There are a bunch of inter-related reasons for this that boils down to Link Budget, which is basically how much signal you have above the noise floor to work with in your receiver. Thanks to the Inverse-Square Law mentioned above, the incredible distance to Pluto (at 32 Astronomical Units distance--1 AU is the Sun-Earth distance) means a very, very weak signal to work with regardless of transmit power.
New Horizons transmits TWELVE (12) MEASLY WATTS from each of its TWTA amps, which can be used primary-secondary or in a cross-polarized mode for 2 separate data streams. The full-size 2.1m/7ft high-gain dish antenna has a 42dBi gain, about the same as an SNG satellite truck's--only, instead of having to shoot to GEO at 35,000km or 22k miles, you're trying to shoot SOOOOOOO much further at around a tenth (-10dB) of the transmit power. On the plus side, they will be using the largest Deep Space Network dishes to receive and talk to it, which are 70 meters in diameter, but that only makes up so much for all this.

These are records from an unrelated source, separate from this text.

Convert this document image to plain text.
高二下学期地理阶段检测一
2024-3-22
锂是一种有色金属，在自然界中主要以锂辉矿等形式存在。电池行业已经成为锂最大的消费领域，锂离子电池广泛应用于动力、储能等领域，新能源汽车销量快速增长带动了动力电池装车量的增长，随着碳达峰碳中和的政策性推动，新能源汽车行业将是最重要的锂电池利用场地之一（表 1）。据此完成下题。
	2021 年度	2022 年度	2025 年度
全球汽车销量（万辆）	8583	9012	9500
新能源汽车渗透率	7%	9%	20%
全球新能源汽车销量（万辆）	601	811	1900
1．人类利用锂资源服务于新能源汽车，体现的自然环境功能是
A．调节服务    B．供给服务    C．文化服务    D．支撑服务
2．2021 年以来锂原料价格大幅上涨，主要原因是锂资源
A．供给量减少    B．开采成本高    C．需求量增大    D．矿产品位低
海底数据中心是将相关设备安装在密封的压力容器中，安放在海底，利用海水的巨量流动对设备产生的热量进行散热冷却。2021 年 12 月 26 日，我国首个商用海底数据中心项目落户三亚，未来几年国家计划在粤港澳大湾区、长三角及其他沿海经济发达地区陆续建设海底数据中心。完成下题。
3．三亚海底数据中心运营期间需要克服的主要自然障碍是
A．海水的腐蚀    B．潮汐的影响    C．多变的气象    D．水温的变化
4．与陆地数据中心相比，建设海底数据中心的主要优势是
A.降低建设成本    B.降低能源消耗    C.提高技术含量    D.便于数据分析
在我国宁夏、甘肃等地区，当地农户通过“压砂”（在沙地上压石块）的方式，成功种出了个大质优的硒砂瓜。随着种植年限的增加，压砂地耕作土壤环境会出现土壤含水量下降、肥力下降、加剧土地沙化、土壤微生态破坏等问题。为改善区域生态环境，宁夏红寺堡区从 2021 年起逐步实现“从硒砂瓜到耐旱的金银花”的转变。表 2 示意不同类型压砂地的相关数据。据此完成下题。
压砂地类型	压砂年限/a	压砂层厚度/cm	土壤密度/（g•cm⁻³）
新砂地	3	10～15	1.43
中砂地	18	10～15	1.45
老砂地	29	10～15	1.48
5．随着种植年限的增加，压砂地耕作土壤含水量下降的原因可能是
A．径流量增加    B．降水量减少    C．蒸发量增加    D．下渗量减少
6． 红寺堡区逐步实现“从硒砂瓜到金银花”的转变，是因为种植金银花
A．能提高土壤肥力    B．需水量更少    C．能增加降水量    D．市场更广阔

The lack of power is due to using an RTG (Radioisotope Thermal Generator) which uses the heat from decaying Plutonium-238 (one neutron less than the Pu-239 used in nuclear fission) to supply a thermocouple setup. The documents state just under 4kW thermal output and around 245 watts electric at launch, dropping to 200-220 watts at the Pluto encounter. That little bit of electricity has to be able to supply EVERYTHING on the spacecraft, and it decreases with time, which is why the Voyagers can no longer send images or much else that requires significant power; NH will end up the same way eventually.
To come full circle, the massive distance and low power means that there won't be much signal left by the time it arrives at either destination. The effective noise floor is directly affected by the bandwidth of the signal, which is why automated transmission systems--like the modems in your cell phones, land lines, etc--have both fast rates for good-quality links and slower rates for weaker links: this is especially true with LTE. Ham radio operators (which I'm one) have use CW and Morse Code for talking using moon or aurora bounce because the distortion is too bad to use any kind of voice mode, and now there are new data modes that optimize for VERY SLOOOOOOW data rates (one bit per second or less) that exceed CW-by-ear for reliability by sacrificing bandwidth and data rate, but this obviously would be useless for this type of science mission other than health telemetry.